There’s a paradox here: to make her poems work, King must be accurate in her arbitrariness, precise in her approximations. And she almost always is. It may be hard to specify why — but it becomes clearer in contrast to the relatively rare instances where things go awry and one senses the poet making a mannerism of her own method. One poem where this happens is “Our Eyes Register the Light of Dead Stars,” which overuses the device of combining a noun and adjective (or adjectival phrase) catachrestically: in short order we find “a glassy sun,” “the stewing universe,” and “our glassy brow,” followed by “That devil’s tuxedo promise,” “piano fire cures,” and “soft-focus silt” (20). As Kasey Mohammad pointed a number of years ago, “it is very unlikely that two different people will ever have exactly the same sense of when catachrestic language produces a dynamic poetic effect, and when it simply produces uninteresting noise,” but in this case I’d suggest that the quick succession of similarly structured catachrestic phrases gives off a clangor that diminishes one’s interest in the poem to the extent that it feels too mechanical (but on the other hand, if it were a mechanical effect that was desired, not mechanical enough); this diminishes rather than accentuates what is always the real content of King’s poetry, which is the concrete world of our everyday lives with its unfiltered sensations and sudden shifting microemotions.

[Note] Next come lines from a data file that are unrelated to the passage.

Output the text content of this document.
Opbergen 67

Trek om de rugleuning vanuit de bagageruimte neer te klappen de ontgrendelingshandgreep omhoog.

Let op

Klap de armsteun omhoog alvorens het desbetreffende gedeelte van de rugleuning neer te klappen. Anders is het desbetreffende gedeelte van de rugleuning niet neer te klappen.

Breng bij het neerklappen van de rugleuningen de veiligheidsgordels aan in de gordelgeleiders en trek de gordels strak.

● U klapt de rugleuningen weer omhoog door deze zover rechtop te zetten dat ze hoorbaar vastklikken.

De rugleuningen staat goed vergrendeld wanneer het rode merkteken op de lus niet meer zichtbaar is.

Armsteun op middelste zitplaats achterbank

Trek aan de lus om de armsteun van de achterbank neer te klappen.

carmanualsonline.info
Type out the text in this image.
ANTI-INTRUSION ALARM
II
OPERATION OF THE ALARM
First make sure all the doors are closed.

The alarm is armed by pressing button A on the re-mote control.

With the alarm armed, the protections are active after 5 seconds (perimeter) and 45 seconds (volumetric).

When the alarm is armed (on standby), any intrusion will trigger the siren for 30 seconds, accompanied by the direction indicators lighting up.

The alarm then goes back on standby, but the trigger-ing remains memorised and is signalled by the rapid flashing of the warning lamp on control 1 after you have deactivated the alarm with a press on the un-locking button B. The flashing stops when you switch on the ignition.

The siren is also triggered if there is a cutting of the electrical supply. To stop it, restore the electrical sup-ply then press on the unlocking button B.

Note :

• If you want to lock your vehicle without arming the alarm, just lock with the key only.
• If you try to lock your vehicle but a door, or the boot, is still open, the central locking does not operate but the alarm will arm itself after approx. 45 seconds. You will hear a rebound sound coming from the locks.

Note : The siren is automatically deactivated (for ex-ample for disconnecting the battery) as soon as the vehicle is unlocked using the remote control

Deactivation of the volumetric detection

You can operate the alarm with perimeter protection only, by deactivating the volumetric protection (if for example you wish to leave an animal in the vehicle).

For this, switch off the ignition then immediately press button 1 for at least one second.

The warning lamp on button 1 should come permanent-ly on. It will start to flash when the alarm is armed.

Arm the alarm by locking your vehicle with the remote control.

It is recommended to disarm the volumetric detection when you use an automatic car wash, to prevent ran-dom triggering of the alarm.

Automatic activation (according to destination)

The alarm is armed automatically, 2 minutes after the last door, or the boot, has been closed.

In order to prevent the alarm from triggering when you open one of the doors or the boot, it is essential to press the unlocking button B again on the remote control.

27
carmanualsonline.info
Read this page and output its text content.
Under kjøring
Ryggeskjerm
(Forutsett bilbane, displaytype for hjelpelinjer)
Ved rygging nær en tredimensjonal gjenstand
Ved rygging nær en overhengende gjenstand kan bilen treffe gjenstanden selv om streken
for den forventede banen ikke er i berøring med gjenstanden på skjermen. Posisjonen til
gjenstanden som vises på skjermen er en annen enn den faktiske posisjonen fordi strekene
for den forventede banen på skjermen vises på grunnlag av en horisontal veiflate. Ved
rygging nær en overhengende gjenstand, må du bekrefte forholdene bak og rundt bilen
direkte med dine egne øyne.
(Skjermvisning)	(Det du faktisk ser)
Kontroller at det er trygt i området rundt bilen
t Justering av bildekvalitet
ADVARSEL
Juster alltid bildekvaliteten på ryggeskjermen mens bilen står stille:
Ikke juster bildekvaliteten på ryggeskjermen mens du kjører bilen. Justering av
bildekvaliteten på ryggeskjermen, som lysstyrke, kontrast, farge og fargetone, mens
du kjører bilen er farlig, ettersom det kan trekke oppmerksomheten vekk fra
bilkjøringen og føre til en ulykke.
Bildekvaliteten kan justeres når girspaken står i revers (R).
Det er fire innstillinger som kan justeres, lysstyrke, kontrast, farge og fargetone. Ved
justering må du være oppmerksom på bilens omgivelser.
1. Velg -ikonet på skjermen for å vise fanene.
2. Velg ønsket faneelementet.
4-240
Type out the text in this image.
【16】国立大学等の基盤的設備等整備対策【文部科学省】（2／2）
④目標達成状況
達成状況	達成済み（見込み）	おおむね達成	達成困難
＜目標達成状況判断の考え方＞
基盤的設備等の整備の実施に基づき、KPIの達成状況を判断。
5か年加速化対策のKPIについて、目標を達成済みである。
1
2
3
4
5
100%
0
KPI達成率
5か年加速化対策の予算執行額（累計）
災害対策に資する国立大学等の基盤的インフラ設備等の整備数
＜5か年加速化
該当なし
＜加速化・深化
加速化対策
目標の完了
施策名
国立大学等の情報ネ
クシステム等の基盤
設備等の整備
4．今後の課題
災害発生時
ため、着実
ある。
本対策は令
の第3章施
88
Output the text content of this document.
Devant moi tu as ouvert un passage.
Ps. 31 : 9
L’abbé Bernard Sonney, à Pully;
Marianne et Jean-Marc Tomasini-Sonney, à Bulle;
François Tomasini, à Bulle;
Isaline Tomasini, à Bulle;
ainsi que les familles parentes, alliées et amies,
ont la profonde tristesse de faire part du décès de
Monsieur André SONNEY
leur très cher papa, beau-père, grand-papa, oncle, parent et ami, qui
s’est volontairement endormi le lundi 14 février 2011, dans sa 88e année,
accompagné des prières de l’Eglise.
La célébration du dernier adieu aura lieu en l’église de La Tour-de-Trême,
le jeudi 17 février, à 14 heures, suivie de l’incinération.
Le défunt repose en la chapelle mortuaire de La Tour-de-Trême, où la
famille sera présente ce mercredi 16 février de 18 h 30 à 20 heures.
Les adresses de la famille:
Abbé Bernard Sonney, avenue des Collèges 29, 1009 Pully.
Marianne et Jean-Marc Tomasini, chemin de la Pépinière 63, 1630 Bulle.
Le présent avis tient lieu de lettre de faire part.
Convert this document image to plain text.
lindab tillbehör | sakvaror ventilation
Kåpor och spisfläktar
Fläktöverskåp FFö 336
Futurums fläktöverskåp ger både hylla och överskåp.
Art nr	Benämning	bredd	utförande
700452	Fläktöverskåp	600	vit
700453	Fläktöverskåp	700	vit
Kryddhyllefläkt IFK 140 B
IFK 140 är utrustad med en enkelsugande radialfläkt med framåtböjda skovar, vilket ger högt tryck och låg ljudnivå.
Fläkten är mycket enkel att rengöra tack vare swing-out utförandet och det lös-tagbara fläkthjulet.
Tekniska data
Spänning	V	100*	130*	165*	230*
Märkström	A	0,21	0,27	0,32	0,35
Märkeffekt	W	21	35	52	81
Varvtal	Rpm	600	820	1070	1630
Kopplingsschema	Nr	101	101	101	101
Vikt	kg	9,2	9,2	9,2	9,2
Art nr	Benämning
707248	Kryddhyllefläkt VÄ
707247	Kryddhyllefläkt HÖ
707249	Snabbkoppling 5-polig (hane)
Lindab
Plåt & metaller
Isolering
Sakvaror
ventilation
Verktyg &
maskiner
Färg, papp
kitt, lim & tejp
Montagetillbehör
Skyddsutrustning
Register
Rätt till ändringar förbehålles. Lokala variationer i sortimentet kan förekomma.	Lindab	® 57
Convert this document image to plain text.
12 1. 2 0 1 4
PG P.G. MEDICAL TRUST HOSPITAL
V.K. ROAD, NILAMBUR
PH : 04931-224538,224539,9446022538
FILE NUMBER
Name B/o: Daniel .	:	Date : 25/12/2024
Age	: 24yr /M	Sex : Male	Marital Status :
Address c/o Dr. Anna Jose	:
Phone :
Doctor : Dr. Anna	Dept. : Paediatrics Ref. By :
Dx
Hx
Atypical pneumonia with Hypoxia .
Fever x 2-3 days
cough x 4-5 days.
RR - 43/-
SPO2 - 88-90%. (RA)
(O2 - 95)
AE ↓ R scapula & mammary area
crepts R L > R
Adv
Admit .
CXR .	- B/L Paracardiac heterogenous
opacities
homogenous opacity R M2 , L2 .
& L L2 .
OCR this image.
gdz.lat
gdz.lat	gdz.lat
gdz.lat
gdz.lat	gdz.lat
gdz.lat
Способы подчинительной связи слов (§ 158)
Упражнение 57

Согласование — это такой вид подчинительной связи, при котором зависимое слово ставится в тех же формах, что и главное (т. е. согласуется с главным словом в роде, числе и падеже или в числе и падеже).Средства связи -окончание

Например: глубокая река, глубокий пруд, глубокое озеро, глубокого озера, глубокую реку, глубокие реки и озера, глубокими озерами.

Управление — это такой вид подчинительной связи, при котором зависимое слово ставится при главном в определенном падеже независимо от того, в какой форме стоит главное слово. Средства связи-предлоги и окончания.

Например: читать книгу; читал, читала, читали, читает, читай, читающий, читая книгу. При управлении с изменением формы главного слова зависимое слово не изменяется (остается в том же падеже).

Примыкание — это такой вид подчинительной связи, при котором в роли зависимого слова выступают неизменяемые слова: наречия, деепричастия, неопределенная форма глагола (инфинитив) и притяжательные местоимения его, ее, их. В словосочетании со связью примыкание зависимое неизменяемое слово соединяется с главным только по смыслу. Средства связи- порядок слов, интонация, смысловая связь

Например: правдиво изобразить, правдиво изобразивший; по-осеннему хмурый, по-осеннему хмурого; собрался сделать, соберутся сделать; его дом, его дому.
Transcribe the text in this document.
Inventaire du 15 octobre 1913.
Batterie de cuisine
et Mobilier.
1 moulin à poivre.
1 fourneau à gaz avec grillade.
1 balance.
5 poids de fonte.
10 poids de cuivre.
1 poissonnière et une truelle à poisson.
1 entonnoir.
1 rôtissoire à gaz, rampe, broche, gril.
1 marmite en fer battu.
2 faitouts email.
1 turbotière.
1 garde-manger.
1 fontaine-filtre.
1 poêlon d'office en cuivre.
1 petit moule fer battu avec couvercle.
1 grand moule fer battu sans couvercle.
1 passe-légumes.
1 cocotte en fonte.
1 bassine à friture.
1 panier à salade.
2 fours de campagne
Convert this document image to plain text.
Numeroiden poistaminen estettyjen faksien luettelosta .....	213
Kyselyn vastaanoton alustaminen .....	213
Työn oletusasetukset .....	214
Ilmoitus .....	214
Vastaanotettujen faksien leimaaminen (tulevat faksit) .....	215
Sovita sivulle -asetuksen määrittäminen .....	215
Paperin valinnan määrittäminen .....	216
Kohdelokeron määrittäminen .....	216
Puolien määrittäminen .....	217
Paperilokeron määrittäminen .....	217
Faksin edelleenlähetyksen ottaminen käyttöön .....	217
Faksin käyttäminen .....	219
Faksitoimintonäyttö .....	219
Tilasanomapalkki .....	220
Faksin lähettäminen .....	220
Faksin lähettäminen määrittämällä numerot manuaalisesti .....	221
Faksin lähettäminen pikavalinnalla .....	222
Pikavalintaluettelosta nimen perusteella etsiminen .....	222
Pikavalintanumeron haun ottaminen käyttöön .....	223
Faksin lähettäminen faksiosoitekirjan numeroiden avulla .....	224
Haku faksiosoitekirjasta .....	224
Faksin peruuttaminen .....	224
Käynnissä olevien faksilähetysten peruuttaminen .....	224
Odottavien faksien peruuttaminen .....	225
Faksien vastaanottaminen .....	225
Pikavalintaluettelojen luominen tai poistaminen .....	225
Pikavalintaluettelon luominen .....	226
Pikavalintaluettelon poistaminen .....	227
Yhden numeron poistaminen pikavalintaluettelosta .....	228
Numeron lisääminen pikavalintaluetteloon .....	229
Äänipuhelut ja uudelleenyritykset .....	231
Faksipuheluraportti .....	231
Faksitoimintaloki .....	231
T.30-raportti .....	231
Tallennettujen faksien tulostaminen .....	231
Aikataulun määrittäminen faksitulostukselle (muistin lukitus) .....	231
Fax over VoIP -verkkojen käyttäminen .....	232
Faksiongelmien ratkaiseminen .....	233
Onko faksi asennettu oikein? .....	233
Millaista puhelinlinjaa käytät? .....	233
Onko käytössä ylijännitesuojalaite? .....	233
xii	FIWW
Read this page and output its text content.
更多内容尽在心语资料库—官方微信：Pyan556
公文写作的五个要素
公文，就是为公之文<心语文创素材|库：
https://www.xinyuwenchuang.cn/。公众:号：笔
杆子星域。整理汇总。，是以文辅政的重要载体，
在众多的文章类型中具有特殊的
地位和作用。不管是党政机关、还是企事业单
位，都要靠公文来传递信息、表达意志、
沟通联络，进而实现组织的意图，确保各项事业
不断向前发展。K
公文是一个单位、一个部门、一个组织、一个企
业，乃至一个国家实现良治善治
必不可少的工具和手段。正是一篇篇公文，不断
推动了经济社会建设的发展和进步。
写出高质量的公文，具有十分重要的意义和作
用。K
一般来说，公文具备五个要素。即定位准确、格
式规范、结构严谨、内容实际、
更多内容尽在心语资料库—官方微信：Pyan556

Given that King is in this sense a poet of the concrete, of “sensations, impulses and notions,” it is not surprising that hers is a lyric poetry through and through. At a time when the lyric is widely denigrated and often practiced in a defensive mode if at all, her insouciant confidence that it will serve any end is heartening. Typical of the lyric, her poems are compact: mostly self-contained structures of a single page or at most two. But I Want to Make You Safe brings something new to King’s work: a pair of longer poems (the title poem and the final one, “This Opera of Peace”), allowing her lyrical impulse greater range. For a poet like King, whose subject matter by definition resists extension, the poem is most easily drawn out by dint of juxtaposition. After all, the shorter poems are already built out of juxtapositions, so the difference between a long poem (or, rather, long-ish: we’re talking about poems of eleven and thirteen pages here) and a long one is more about the decision to cut than anything else. The important thing is maintaining concentration — first the poet’s own, then the reader’s. In parts of “This Opera of Peace” King seems to be experimenting (very successfully) with the way more elaborate syntactical structures — the poem’s first section alone is twenty-seven lines long — can be used to maintain attentiveness through time while asserting a multiplicity of sensations in relation rather than simple juxtaposition, so that

This opera of peace

whirls and whorls around us

stretching darkness into light (75)

I’d love to see King continue “stretching” like this. The poetics that she’s been working with over the past decade seem ready to morph into a different sort, perhaps even stranger and more exigent. The prospect is electrifying.